近代科学技术的重大突破基本上已经不再是靠单一学科和专业知识所能实现的，往往是多学科知识的综合积累与升华的结果，这就要求知识结构的不断更新和多元化、学科的交叉和互补。介于此，开设该课程的宗旨就是要扩大学生的知识面，改善其知识结构，培养其独立从事科学研究、技术开发和不断创新的能力。该课程主要由化学化工学院各专业的学术带头人和骨干讲授应用化学众多领域的最新研究动态和未来发展的可能方向，并结合所在研究小组的科研项目，介绍应用化学的新理论、新技术和新成果。课程由若干专题组成，包含新材料、新能源、生物、医药、环保等领域。主要内容：阐述化学工程与技术学科,特别是应用化学学科的现状与发展趋势，介绍无机合成化学与纳米材料科技、精细有机合成、应用电化学、新能源化工技术、计算化学与分子模拟、催化与反应工程科学与应用、新型化学电源等领域的研究进展。展望化学化工在新能源、新材料、生物医药、环境保护和信息技术中的应用前景。主要包括：（1）燃料电池技术：重点介绍质子交换膜燃料电池系统的操作、催化电极材料和质子交换膜的制备工艺和技术路线等；（2）绿色化学电源：主要介绍二次锂电池系统、正负极材料和锂离子导体的制备和电化学性质；（3）纳米材料技术；（4）光电化学：重点为光电化学原理、光催化制氢和色素敏化光电化学电池；（5）不对称催化及其在药物中间体合成方面的应用；（6）精细有机化学品开发：环保型润滑添加剂，天然有效物质的超临界萃取技术；（7）重原子体系的电子结构：借助量子理论研究重原子体系的几何和电子结构并预测相关材料的光学性质和电性质；（8）配位化学的新进展。

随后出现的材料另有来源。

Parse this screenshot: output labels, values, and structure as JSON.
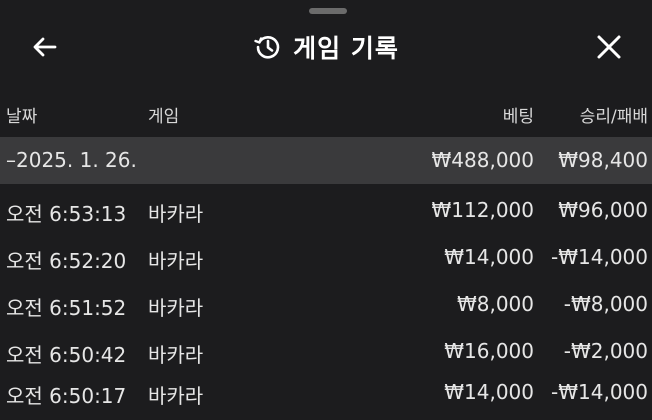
{
  "header": {
    "title": "게임 기록",
    "back_icon": "arrow-left-icon",
    "history_icon": "history-icon",
    "close_icon": "close-icon"
  },
  "columns": {
    "date": "날짜",
    "game": "게임",
    "bet": "베팅",
    "win_loss": "승리/패배"
  },
  "summary": {
    "date": "–2025. 1. 26.",
    "bet": "₩488,000",
    "win_loss": "₩98,400"
  },
  "rows": [
    {
      "time": "오전 6:53:13",
      "game": "바카라",
      "bet": "₩112,000",
      "win_loss": "₩96,000"
    },
    {
      "time": "오전 6:52:20",
      "game": "바카라",
      "bet": "₩14,000",
      "win_loss": "-₩14,000"
    },
    {
      "time": "오전 6:51:52",
      "game": "바카라",
      "bet": "₩8,000",
      "win_loss": "-₩8,000"
    },
    {
      "time": "오전 6:50:42",
      "game": "바카라",
      "bet": "₩16,000",
      "win_loss": "-₩2,000"
    },
    {
      "time": "오전 6:50:17",
      "game": "바카라",
      "bet": "₩14,000",
      "win_loss": "-₩14,000"
    }
  ],
  "colors": {
    "background": "#1c1c1e",
    "summary_row": "#3a3a3c",
    "text": "#e6e6e6"
  }
}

The breakthrough in modern science and technology is mostly achieved by integration and sublimation of multi-subject knowledge, which is based on continuous renovation of the knowledge structure, and cross-linking and inter-complementation of various subjects and knowledge. Opening this course is to widen the knowledge range of students, improving the knowledge structure, and promoting the ability of scientific research and technology innovation. Research group leaders from different research fields in School of Chemistry and Chemical Engineering will give advanced lectures on the newest research trends and possible development direction of applied chemistry, and combining with the respective research projects, introduce new theories, new technologies and new results of applied chemistry. The course consists of some special topics covering new materials, new energy sources, biology, medicine, environmental protection and others. The main contents include: (1) Fuel cell technology: concentrating on PEMFC system operation, preparations of catalytic electrodes and electrolyte membranes; (2) Green-type power sources: mainly concerning secondary lithium batteries, preparations and electrochemical performance of electrode materials and electrolytes; (3) Nano-material technology; (4) Photoelectrochemistry: principle and theory, photocatalytic electrolysis of water for hydrogen production, photoelectrochemical cells based on photosensitized dye; (5) Asymmetric Catalysis and its Application on the Synthesis of Pharmaceutical Intermediates；(6) Fine organic chemicals development: environment-friendly lubricating additives, supercritical extraction technology for natural active components; (7) Electronic structures of heavy-atom systems: by means of quantum mechanics to investigate the geometric and electronic structures of heavy atomic systems. Based on the results, the photic and electric properties of the related materials can be predicted; (8) New development in coordination chemistry.